Spinning Thoughts & Tales ~

Here’s hoping…

Hop with an e.  Ever watch little ones when they are excited.  They hop around, do a little dance, a little “please, please” whirl of anticipation, hoping they get their heart’s desire.  I woke up hoping this morning that Mom will open her eyes and be happy to see me and talk to me with clear thinking, instead of “I’m-mad-and-if-I-keep-my-eyes-closed-and-I-will-not-talk-and-the-world-will-go-away.” At least I’m not getting the “Your not my Mother.  I’m not your Mother” speech.  On this Easter morning, I am hoping for a small miracle when I visit my mom today.  I am hoping she will be happy to see me and we will talk and laugh together about wonderful things and memories.  Here is to hoping with a little hop and a whirl of anticipation. Happy Easter.  Stay safe, warm, and very much-loved.


Comments on: "Here’s hoping…" (14)

  1. lilacacres said:

    Hop – e ……..very good. Here is a prayer sent for Mom to be aware and will give you a nice visit.
    Hugs to you from far away,

  2. Sending hope your way, with lots of love.

  3. Hugs love and hope. And chocolate eggs cause those are cool.

  4. I’m hoping with you, Carol. Happy Easter.

  5. Hope! Here’s to hop(e), wishing you a lovely, loving, and blessed Ostara.

  6. It did not go well. Hope does spring eternal so “they” say. I cut Mom’s hair, accidently poked her with the sissors, she said she hated me. I think God had better take her home, because her daughter is NOT a hair stylist. He should have mercy on her just for the hair cut alone. Alright then. Carrying on. Fed her, hugged her, loved her and came home after stopping by the bookstore and buying too many books/mags. Oh well, one I already had now I have to go back. Let’s all carry one. Shall we!

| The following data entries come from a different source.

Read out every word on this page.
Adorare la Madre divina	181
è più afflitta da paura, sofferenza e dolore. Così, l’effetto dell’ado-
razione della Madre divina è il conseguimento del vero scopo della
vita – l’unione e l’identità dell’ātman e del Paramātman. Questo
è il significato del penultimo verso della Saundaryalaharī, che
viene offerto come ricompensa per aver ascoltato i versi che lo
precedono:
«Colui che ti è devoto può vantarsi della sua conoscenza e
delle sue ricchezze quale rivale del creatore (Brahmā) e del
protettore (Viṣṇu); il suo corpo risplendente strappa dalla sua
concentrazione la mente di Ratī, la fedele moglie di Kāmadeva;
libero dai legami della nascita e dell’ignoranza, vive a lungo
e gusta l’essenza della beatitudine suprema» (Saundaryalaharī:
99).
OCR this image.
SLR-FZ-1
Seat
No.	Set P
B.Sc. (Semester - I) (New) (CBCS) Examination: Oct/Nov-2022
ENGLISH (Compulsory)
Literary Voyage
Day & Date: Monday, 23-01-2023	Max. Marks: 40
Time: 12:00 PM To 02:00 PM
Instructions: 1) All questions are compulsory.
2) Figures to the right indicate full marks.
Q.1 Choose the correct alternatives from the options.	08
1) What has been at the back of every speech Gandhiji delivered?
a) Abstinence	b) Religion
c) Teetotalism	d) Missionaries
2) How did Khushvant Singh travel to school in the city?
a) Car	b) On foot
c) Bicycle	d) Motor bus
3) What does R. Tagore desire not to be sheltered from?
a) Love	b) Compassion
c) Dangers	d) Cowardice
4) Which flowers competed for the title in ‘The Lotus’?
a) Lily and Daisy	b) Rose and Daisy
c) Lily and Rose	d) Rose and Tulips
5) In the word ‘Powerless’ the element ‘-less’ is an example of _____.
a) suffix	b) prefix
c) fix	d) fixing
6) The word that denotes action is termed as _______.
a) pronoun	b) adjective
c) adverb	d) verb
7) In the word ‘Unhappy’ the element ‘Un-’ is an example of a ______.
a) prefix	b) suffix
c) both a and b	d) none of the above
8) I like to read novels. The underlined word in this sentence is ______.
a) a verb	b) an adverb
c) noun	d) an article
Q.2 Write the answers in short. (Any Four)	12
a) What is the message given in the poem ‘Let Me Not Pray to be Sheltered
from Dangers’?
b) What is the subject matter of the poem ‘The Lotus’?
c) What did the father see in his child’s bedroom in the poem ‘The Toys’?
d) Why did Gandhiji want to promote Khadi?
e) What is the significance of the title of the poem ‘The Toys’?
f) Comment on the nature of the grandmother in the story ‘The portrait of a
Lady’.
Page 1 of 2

  7. Carol – I’ve been where you are. My dad’s last 3 years were like that. Some days. Other days were okay. The okay days made my decision to leave the life I was living in SoCal and come help mom take care of him worth it.
    The thing I was always glad about was this; at least I was in life circumstances that allowed me to pick up and move and spend my time caring for dad.
    Seems like you have that with your mom also.
    Take care of yourself, too.

  8. Thanks. We moved Mom to the coast 8 years ago (wow, time flies) the last 4 have been up and down until 5 months ago. Seems to be all downhill now. You are lucky you were able to be with your Dad and help your mom. I just miss the strong woman who would be so pleased with the upcoming events.

  9. Ah, Carol, you have my very great sympathies.

    My Gram had a hard time the last year or so of her life. She didn’t have any dementia, but if things didn’t go her way (a lot of the time with me) she’d just look away and it was over. And there were health issues. The last few weeks of her life were so hard on Mom especially, even tho’ I and my aunt had come to help.

    I hope that before she goes, she sees you with the love she had for you when she was herself, and that the two of you get to laugh and hug each other again.

    I am so glad Mom went quickly, even tho’ I was nowhere near ready for her to leave. At least my last memories are good and her last moments were fairly comfortable.

    Many FGBVs and much love to you and your mom.

    • Thanks, Skye. I have mourned for my mother with every loss of vitality and when she goes I am not sure how I will feel. I will be happy she no longer has to endure the loss of privacy and dignity. It is the essence of who she was I miss that strength and easy talks. And the surprizing moment when she found a man to be good-looking and wanted to know who he was, in her 80s, in church. I loved that moment the best.

      • Maybe compile those memories together and tell them to your mom?

        A good friend of mine lost his father 15 years ago. His father kept hanging on and hanging on. My friend knew a gerontological psychologist who said that sometimes you need to tell the person some things that show you know they loved you. They need that more than they need to know that you love them; they want to know that you know they love you. I did that with both Gram and Mom.

        • Skye ~ thanks. I have never thought of it that way. How interesting to look at it from their point of view. I’m going to try it. How did your Mom and Gram react? Maybe I had better email you with some questions. Thanks, again, Skye.

  10. londonmabel said:

    Sorry for your unhappy haircutting Easter weekend. One of the best books I ever read was about how love is so much more than the nice softy kind where the person loves you back, but is the stuff where you can love someone even if they hate you or want to hurt you. I’d never thought of it in the context of dementia before, but it applies pretty well. (Where you’re not actually hated, but feel hated.) So you deserved a nice pile of new books for practicing Christ-ee love on Easter weekend. The kind that doesn’t feel nice. I admire you, I haven’t had to do that yet.

    Like Skye says, I hope you have a few moments of the Old Connection before god whisks her away. :-) Blessings be upon you Ms Carol from the Coastland!